Chess grandmaster Viktor Korchnoi dies in Switzerland
6th June 2016
Russian-born Swiss chess grandmaster Viktor Korchnoi, who defected to the West in 1976 and settled in Switzerland two years later, has died at his home in Wohlen, canton Aargau. He was 85.
Korchnoi was one of the leading Soviet chess players before defecting to the Netherlands. His matches against the official Soviet champion, Anatoly Karpov, became famous as duels on political, psychological and physical levels. Korchnoi tried twice to unseat Karpov as world champion, failing both times.
“It’s a great loss for the world of chess. Korchnoi has had a brilliant life and has done a lot to democratise chess. Even at an advanced age, Viktor Korchnoi continued to promote and play chess, which says a lot about him,” Kirsan Ilyumzhinov, president of the World Chess Federation FIDE, told the Russian news agency TASS on Monday.
Korchnoi – widely considered the strongest player never to have become world chess champion – was born in Leningrad (today Saint Petersburg), where he graduated in history.
He learnt to play chess from his father at the age of five. In 1952, aged 21, he qualified for the finals of the USSR Chess Championship for the first time. He was awarded the Grandmaster title at the FIDE Congress in 1956.

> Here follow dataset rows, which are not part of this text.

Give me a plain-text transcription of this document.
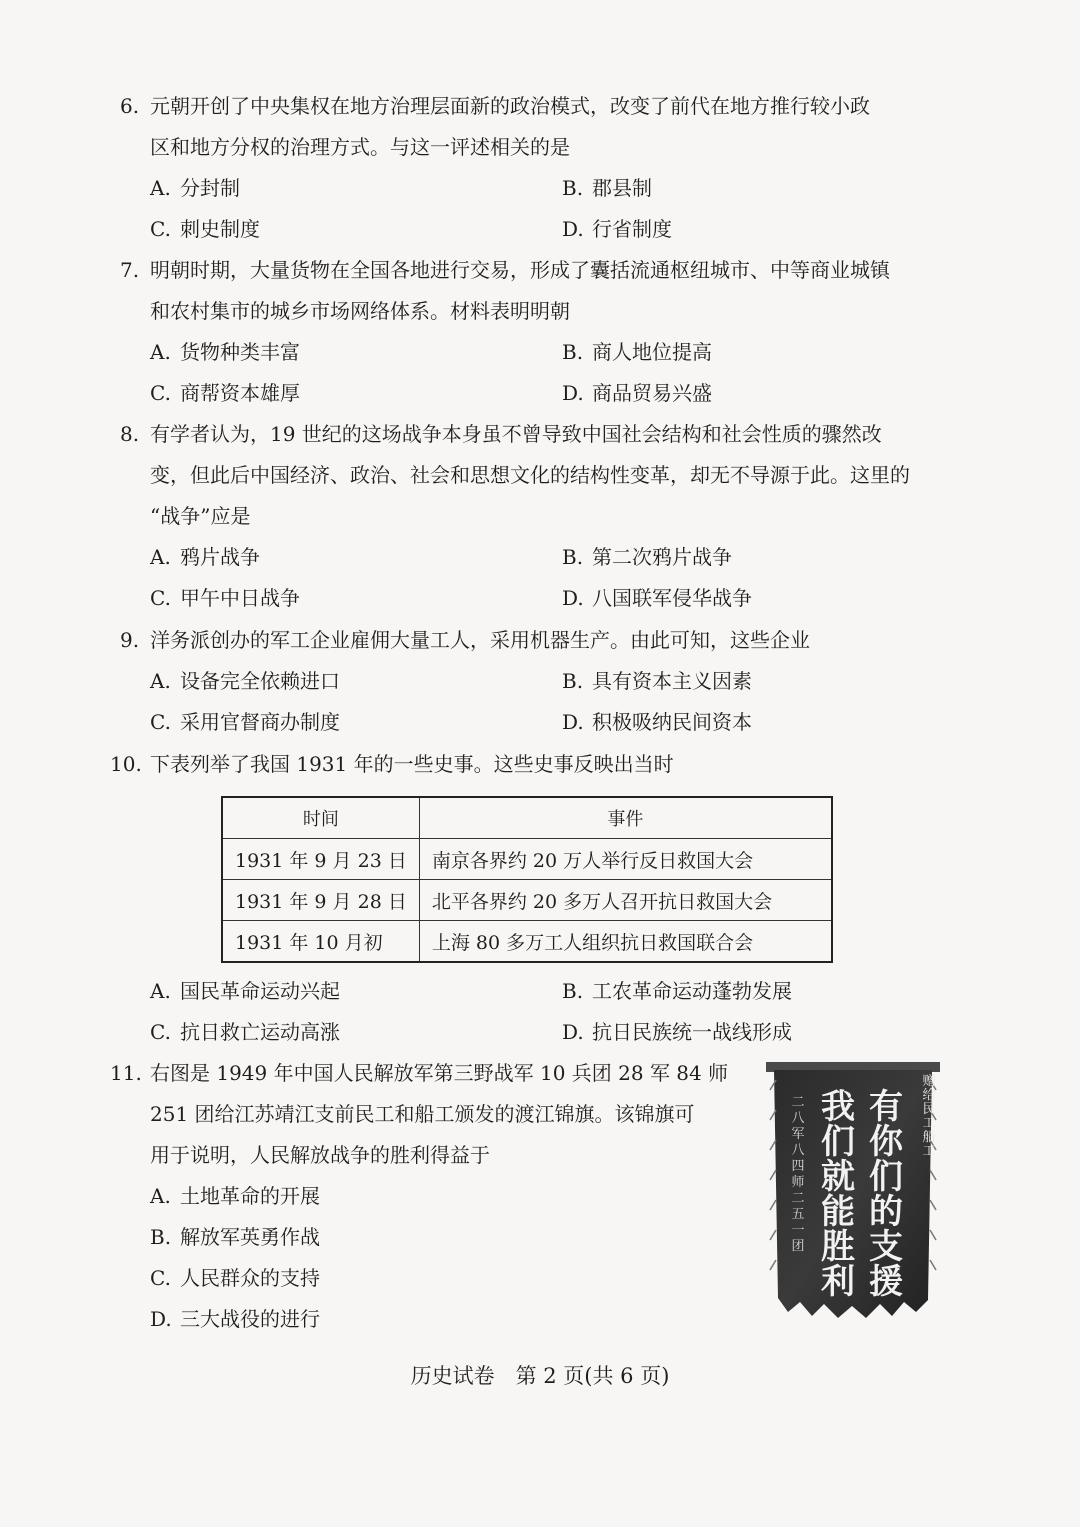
6. 元朝开创了中央集权在地方治理层面新的政治模式，改变了前代在地方推行较小政
区和地方分权的治理方式。与这一评述相关的是
A. 分封制	B. 郡县制
C. 刺史制度	D. 行省制度
7. 明朝时期，大量货物在全国各地进行交易，形成了囊括流通枢纽城市、中等商业城镇
和农村集市的城乡市场网络体系。材料表明明朝
A. 货物种类丰富	B. 商人地位提高
C. 商帮资本雄厚	D. 商品贸易兴盛
8. 有学者认为，19 世纪的这场战争本身虽不曾导致中国社会结构和社会性质的骤然改
变，但此后中国经济、政治、社会和思想文化的结构性变革，却无不导源于此。这里的
“战争”应是
A. 鸦片战争	B. 第二次鸦片战争
C. 甲午中日战争	D. 八国联军侵华战争
9. 洋务派创办的军工企业雇佣大量工人，采用机器生产。由此可知，这些企业
A. 设备完全依赖进口	B. 具有资本主义因素
C. 采用官督商办制度	D. 积极吸纳民间资本
10. 下表列举了我国 1931 年的一些史事。这些史事反映出当时
时间	事件
1931 年 9 月 23 日	南京各界约 20 万人举行反日救国大会
1931 年 9 月 28 日	北平各界约 20 多万人召开抗日救国大会
1931 年 10 月初	上海 80 多万工人组织抗日救国联合会
A. 国民革命运动兴起	B. 工农革命运动蓬勃发展
C. 抗日救亡运动高涨	D. 抗日民族统一战线形成
11. 右图是 1949 年中国人民解放军第三野战军 10 兵团 28 军 84 师
251 团给江苏靖江支前民工和船工颁发的渡江锦旗。该锦旗可
用于说明，人民解放战争的胜利得益于
A. 土地革命的开展
B. 解放军英勇作战
C. 人民群众的支持
D. 三大战役的进行
赠给民工船工
有你们的支援
我们就能胜利
二八军八四师二五一团
历史试卷　第 2 页(共 6 页)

Korchnoi won the USSR Chess Championship four times during his career and the Swiss Chess Championship five times, in addition to many other titles.
Political asylum
In 1974, Korchnoi gave an interview to a Yugoslav newspaper in which he criticised certain aspects of the Soviet chess system. This resulted in his being dropped from the national team for a year and banned from playing in international tournaments. He was even banned from publishing articles on chess.
In 1976, after these measures had been lifted, Korchnoi took part in a tournament in Amsterdam, during which he requested political asylum in the Netherlands. He lived there for some time before moving to West Germany and then Switzerland in 1978.
In August 1990, Korchnoi welcomed as an “important step” a move by Soviet President Mikhail Gorbachev to restore his Soviet citizenship, along with 22 others including novelist Alexander Solzhenitsyn. But Korchnoi said it wasn’t enough to make him return to the Soviet Union.
Korchnoi, who became a Swiss citizen in 1991, frequently represented Switzerland at the Chess Olympiad, the biennial tournament featuring teams from all over the world.
He retired from competitive chess in 2012 for health reasons, but not before winning the Swiss championship in 2011, becoming one of the oldest chess players to win a national title.
Source: http://www.expatica.com
Perhaps not ‘the’ strongest player never to become World Champion, but ‘one’ of the strongest — along with Nimzowitsch, Bronstein, Larsen, Keres…others. A choleric personality, amply reflected in his style of play, always seeking complications. He was an artist, in his own particular fashion, and we are all in his debt.